В прежние ночи, когда мы уже лежали здесь в засаде, напряженное ожидание было настолько большим, что любой шорох со стороны тропы мгновенно вводил всех нас в дрожь. Но на этот раз послышались шаги, и мужской голос произнес по-арабски «хон», что означает – «здесь». С места нашей засады мы увидел двух мужчин на площадке под нами. Оба были вооружены винтовками и одеты по-крестьянски. Они присели на большие камни, отдыхая после подъема.
Я чувствовал трепыханье в желудке и абсолютную сухость на губах и во рту. Я испытывал страх от всевозможных мыслей, приходящих в голову, к примеру, боязнь остаться одному во тьме, боязнь коров и собак. Но все эти страхи вершились в душе, не касаясь тела. На этот же раз этот страх я ощущал физически. Пальцы мои затвердели, как сосульки льда, и неожиданно возник другой страх, что я не смогу нажать пальцем курок. Странно было то, что более года я боялся вооруженного врага и, главное, необходимости в него стрелять, самого этого мига, когда от нажатия моего пальца вылетит пуля, чтобы его убить. Я содрогался от самой мысли, что это темное тело, произнесшее «хон», и рядом с ним сидящее второе тело будут лежать на земле, истекая кровью. Я ощущал в себе леденящее сопротивление этому чрезвычайному для меня действию, убиению себе подобного, то отталкивающее чувство, которое возникало во мне на рынке Маханэ-Иегуда, у лавки, где резали кур.

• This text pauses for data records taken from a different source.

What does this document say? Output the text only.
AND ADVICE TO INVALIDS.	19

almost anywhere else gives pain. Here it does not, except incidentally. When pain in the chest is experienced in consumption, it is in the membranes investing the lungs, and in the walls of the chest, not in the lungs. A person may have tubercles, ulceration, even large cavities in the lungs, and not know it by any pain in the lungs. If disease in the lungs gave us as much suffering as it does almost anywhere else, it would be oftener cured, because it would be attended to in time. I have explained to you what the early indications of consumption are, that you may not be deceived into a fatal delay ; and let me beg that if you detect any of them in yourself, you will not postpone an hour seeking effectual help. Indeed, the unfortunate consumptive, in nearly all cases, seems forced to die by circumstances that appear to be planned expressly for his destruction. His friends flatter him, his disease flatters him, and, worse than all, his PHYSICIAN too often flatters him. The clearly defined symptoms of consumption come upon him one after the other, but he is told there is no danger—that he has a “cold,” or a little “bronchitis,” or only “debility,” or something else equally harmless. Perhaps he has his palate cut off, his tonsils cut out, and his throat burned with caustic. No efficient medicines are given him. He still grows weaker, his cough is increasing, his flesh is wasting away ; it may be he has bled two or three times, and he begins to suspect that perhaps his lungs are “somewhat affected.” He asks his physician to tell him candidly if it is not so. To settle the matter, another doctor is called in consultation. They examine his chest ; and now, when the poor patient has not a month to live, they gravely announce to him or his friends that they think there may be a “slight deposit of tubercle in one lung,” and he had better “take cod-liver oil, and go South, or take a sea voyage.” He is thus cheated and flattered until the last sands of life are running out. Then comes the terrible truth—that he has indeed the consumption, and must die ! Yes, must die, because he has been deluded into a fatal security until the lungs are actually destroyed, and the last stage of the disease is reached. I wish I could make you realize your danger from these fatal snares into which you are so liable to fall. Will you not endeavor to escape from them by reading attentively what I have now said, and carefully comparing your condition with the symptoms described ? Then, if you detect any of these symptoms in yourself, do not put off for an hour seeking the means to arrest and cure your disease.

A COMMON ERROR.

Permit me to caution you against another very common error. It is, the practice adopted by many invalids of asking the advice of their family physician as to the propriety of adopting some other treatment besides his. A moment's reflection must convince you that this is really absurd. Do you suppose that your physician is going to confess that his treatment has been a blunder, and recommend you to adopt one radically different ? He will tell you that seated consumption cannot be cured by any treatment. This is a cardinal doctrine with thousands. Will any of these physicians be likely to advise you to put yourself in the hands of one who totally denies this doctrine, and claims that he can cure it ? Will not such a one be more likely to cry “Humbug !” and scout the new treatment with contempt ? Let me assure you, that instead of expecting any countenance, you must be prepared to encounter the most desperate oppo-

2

Глаза мои переходили от этих двух фигур на Габриэля и обратно. Мы должны были терпеливо ждать, пока он не даст сигнал действовать. Сигналом должен быть детонатор гранаты, который он швырнет в их сторону. Но Габриэль не торопился. Он дал тем двум отдохнуть, обменяться какими-то словами. Он объяснил мне раньше, что должен дать нам привыкнуть к близкому присутствию врага, чтобы это не было для нас шоком. Прошло еще несколько секунд, пока снова не раздался голос первого мужчины. «Иалла», – окликнул он своего напарника. Оба подняли ружья, направляя их в мерцающие окна дальних домов. В этот миг движением руки Габриэль приказал нам опустить головы и швырнул взрыватель гранаты. И тотчас после этого загремели наши выстрелы, Еще миг, и глубокое безмолвие опустилось на долину.